My Hungarian Pacsi not only has her long tail but also the dew claws. I have to say, so far (knock on wood) we haven't had any injuries with tail or the dew claws. My American Sophie doesn't have the dew claws. She is actually really, really fast and barely any dog can outrun her when she's in her chase mode. However, she has hurt her paws (cuts and bruises) more often than little Pacsirta who has her dew claws. Sophie is very fast, but Pacsi is really agile and changes directions very unexpectedly - wherever the nose takes her. (I get vertigo just from watching them both chase each other : )
BTW, Pacsi's breeder in Hungary hunts with all the dogs he breeds, and they all have tails and dew claws. Doesn't seem to be an issue


----------



## adrino

Elza has her dew claws removed but no tail docked. As far as I know in the UK only working dogs tail can be docked. I like her long tail, it's so expressive! ;D

As a side note... My English Pointer had her tail too and even though she wasn't a working dog she injured her tail once and she's kept injuring it again and again.
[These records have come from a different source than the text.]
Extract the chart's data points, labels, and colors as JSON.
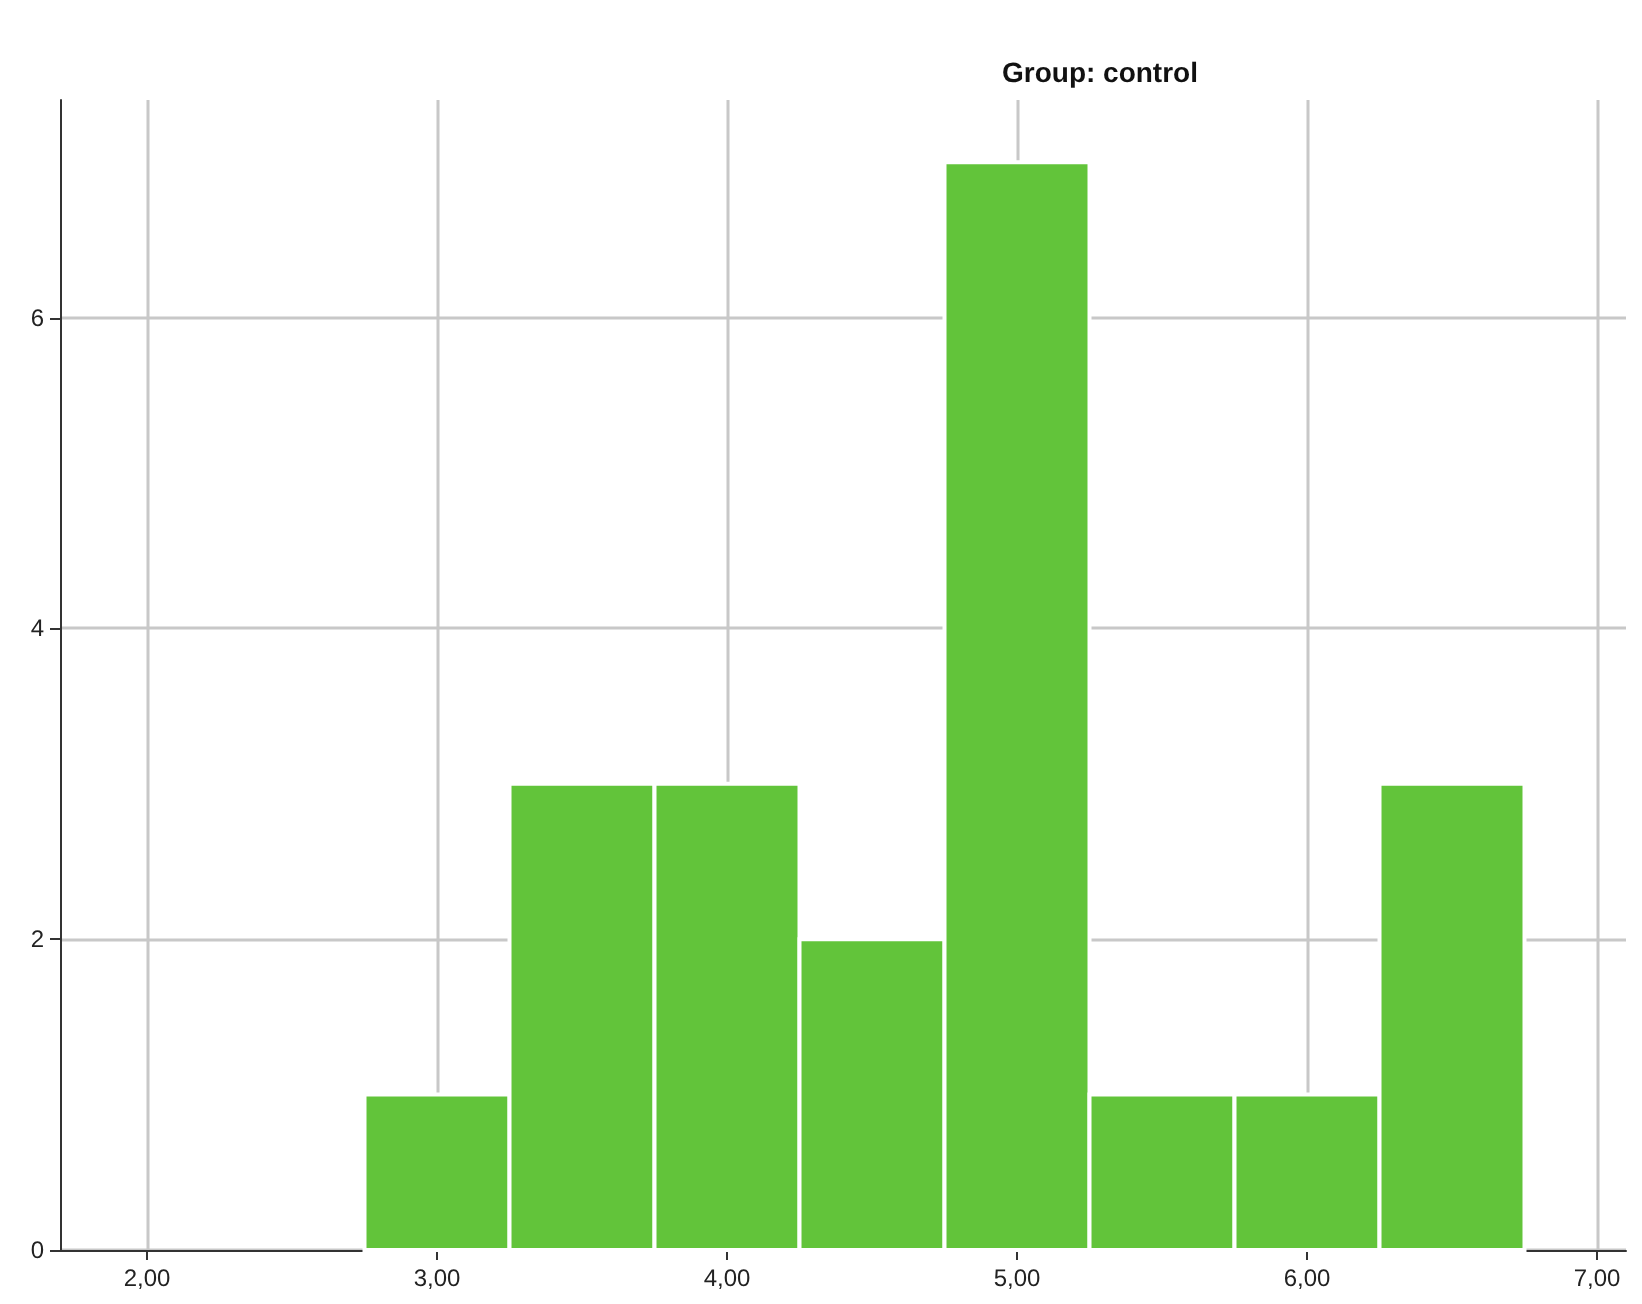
{
  "chart_data": {
    "type": "histogram",
    "title": "Group: control",
    "bins": [
      2.75,
      3.25,
      3.75,
      4.25,
      4.75,
      5.25,
      5.75,
      6.25,
      6.75
    ],
    "values": [
      1,
      3,
      3,
      2,
      7,
      1,
      1,
      3
    ],
    "color": "#62c43a",
    "xlim": [
      1.7,
      7.1
    ],
    "xticks": [
      {
        "value": 2,
        "label": "2,00"
      },
      {
        "value": 3,
        "label": "3,00"
      },
      {
        "value": 4,
        "label": "4,00"
      },
      {
        "value": 5,
        "label": "5,00"
      },
      {
        "value": 6,
        "label": "6,00"
      },
      {
        "value": 7,
        "label": "7,00"
      }
    ],
    "ylim": [
      0,
      7.4
    ],
    "yticks": [
      0,
      2,
      4,
      6
    ],
    "grid": true
  }
}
After not being able to heal the last 2-3cm had to be removed. :-\


----------



## harrigab

The "breeder" had Ruby and her litter siblings dew claws removed, then decided to try and have the litter destroyed, I reckon he was hoping to pass the litter on as full HWHV's but then had doubts about which of his dogs (all V's) was actually the sire..


----------



## Darcy1311

adrino said:


> Elza has her dew claws removed but no tail docked. As far as I know in the UK only working dogs tail can be docked. I like her long tail, it's so expressive! ;D
> 
> As a side note... My English Pointer had her tail too and even though she wasn't a working dog she injured her tail once and she's kept injuring it again and again. After not being able to heal the last 2-3cm had to be removed. :-\


 .....Darcy is not a working dog yet I was able to purchase her docked...after all the Vizsla is a docked breed .....and thank god you can still get them docked as in years to come I fear you wont be able to have a DOCKED breed docked..I am begining to fear I may have the word docked, far to many times in this relpy...sorry..


----------